The practical scenario looks like this: a sick child wipes their nose, touches a toy or a table, and another child picks it up and then rubs their eyes. In a household or childcare setting, this kind of chain happens constantly. Stainless steel surfaces, like door handles and faucet knobs, can harbor infectious virus for several days under the right conditions.
The good news is that RSV is relatively easy to kill on surfaces. Alcohol-based disinfectants, hydrogen peroxide cleaners, and standard hand sanitizers all effectively destroy the virus. The WHO-recommended alcohol-based hand rub formulations completely eliminated infectious RSV in lab testing, as did solutions containing as little as 30% ethanol. Regular handwashing with soap and water works well too.
When RSV Season Peaks
In the United States, RSV follows a predictable seasonal pattern with increased activity from October through April. During the 2024-2025 season, the national epidemic began in early November 2024 and tapered off by the end of March 2025. The peak hit the week before Christmas, when 11% of RSV tests came back positive.

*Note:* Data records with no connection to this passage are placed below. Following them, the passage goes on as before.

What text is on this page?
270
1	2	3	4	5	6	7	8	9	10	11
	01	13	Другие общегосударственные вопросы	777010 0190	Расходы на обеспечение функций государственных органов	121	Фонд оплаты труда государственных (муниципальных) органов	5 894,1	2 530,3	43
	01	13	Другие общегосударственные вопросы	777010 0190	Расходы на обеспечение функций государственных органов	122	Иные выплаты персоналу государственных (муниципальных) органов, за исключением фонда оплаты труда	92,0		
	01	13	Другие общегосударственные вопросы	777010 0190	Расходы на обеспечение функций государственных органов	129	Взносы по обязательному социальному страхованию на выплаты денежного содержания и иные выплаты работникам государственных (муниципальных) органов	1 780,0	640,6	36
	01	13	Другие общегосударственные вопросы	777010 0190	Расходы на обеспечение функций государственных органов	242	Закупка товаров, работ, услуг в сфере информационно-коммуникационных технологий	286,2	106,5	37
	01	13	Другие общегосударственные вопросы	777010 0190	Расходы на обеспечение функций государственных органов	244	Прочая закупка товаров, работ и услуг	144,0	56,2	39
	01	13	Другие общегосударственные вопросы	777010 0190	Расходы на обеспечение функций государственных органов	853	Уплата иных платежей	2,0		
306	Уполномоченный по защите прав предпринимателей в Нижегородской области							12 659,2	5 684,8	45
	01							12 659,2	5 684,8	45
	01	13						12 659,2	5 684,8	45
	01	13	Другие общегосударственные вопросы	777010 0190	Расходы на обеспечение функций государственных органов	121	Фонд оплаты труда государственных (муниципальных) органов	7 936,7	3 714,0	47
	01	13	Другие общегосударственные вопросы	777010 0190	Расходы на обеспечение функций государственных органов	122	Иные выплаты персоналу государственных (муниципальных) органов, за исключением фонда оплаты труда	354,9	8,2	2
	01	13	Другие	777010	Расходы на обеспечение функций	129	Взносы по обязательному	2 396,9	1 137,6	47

This timing is important if you are planning around a new baby or caring for an older adult. The highest risk months are November through January, when the virus is circulating most heavily. In southern states, the season can start a bit earlier, while northern regions sometimes see activity extend into spring.
Who Is Most Vulnerable
Anyone can catch RSV, but the virus hits hardest at the extremes of age and in people with certain underlying conditions.

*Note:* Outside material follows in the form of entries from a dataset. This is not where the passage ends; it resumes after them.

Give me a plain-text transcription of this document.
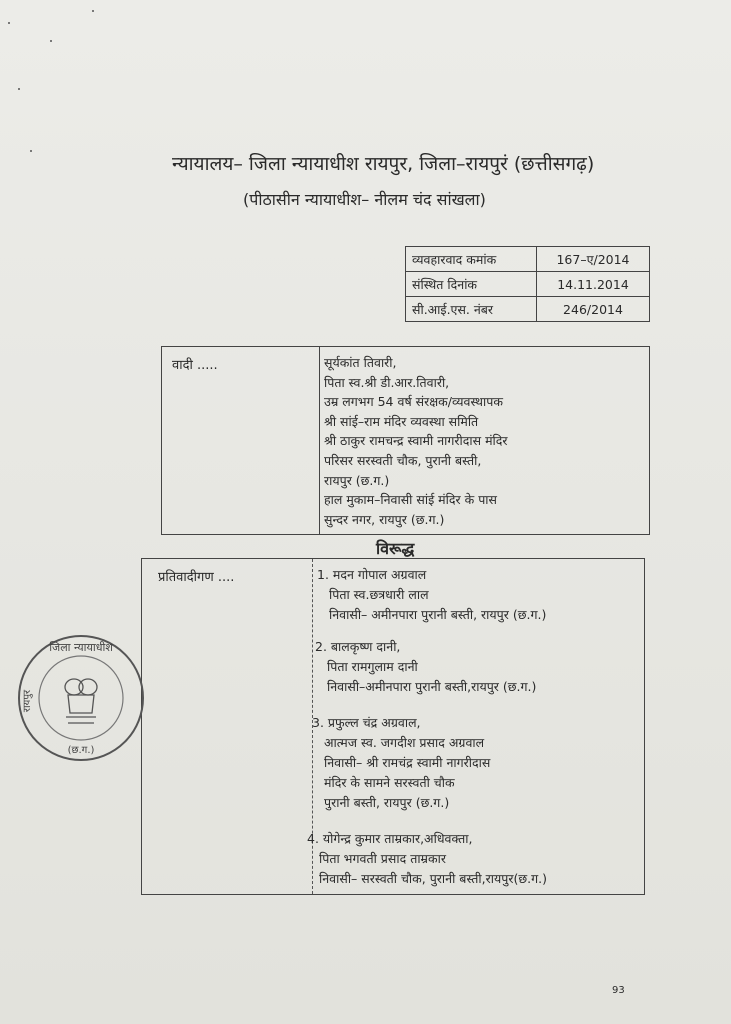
न्यायालय– जिला न्यायाधीश रायपुर, जिला–रायपुरं (छत्तीसगढ़)
(पीठासीन न्यायाधीश– नीलम चंद सांखला)
व्यवहारवाद कमांक	167–ए/2014
संस्थित दिनांक	14.11.2014
सी.आई.एस. नंबर	246/2014
वादी .....	सूर्यकांत तिवारी,
पिता स्व.श्री डी.आर.तिवारी,
उम्र लगभग 54 वर्ष संरक्षक/व्यवस्थापक
श्री सांई–राम मंदिर व्यवस्था समिति
श्री ठाकुर रामचन्द्र स्वामी नागरीदास मंदिर
परिसर सरस्वती चौक, पुरानी बस्ती,
रायपुर (छ.ग.)
हाल मुकाम–निवासी सांई मंदिर के पास
सुन्दर नगर, रायपुर (छ.ग.)
विरूद्ध
प्रतिवादीगण ....	1. मदन गोपाल अग्रवाल
पिता स्व.छत्रधारी लाल
निवासी– अमीनपारा पुरानी बस्ती, रायपुर (छ.ग.)
2. बालकृष्ण दानी,
पिता रामगुलाम दानी
निवासी–अमीनपारा पुरानी बस्ती,रायपुर (छ.ग.)
3. प्रफुल्ल चंद्र अग्रवाल,
आत्मज स्व. जगदीश प्रसाद अग्रवाल
निवासी– श्री रामचंद्र स्वामी नागरीदास
मंदिर के सामने सरस्वती चौक
पुरानी बस्ती, रायपुर (छ.ग.)
4. योगेन्द्र कुमार ताम्रकार,अधिवक्ता,
पिता भगवती प्रसाद ताम्रकार
निवासी– सरस्वती चौक, पुरानी बस्ती,रायपुर(छ.ग.)
जिला न्यायाधीश
रायपुर
(छ.ग.)
93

Infants and Young Children
Babies born prematurely face the highest risk of severe RSV illness because their lungs and immune systems are still developing. Children with weakened immune systems, neuromuscular disorders that make it hard to cough up mucus, congenital heart or lung problems, and severe cystic fibrosis are also at elevated risk. For these children, RSV can move from the upper airways into the lungs, causing bronchiolitis or pneumonia that sometimes requires hospitalization.
Adults Over 50
The risk of severe RSV climbs again later in life, particularly for adults with chronic heart disease, lung conditions like COPD or emphysema, poorly controlled diabetes, kidney disease requiring dialysis, liver cirrhosis, sickle cell disease, or severe obesity (BMI of 40 or higher). People with moderate to severe immune suppression and those living in nursing homes are also at higher risk. Neurological conditions that weaken the muscles used for breathing or swallowing, such as ALS or muscular dystrophy, add further vulnerability because they make it harder to clear mucus from the airways.
Why You Can Get RSV More Than Once
Unlike some viruses that grant lasting immunity after a single infection, RSV does not produce strong, durable protection. Your body builds antibodies after each infection, but those antibodies wane over months to years. This is why adults catch RSV repeatedly throughout their lives, usually experiencing it as an ordinary cold with congestion, a low fever, and a cough. The illness tends to be milder with each reinfection in healthy people, but for those in high-risk groups, a reinfection can still be serious.
Practical Steps to Reduce Exposure
Because RSV spreads through both droplets and contaminated surfaces, prevention comes down to a few straightforward habits. Washing your hands frequently, especially before touching your face or handling a baby, removes the virus effectively. Alcohol-based hand sanitizer is a reliable backup when soap and water are not available.
Cleaning high-touch surfaces like doorknobs, light switches, and countertops with standard household disinfectants during RSV season reduces the chance of indirect transmission. If you have cold symptoms, keeping your distance from infants and older adults makes a meaningful difference, particularly since you may be most contagious before you even feel very sick. Avoiding shared cups, utensils, and towels during active illness also helps break the chain of contact.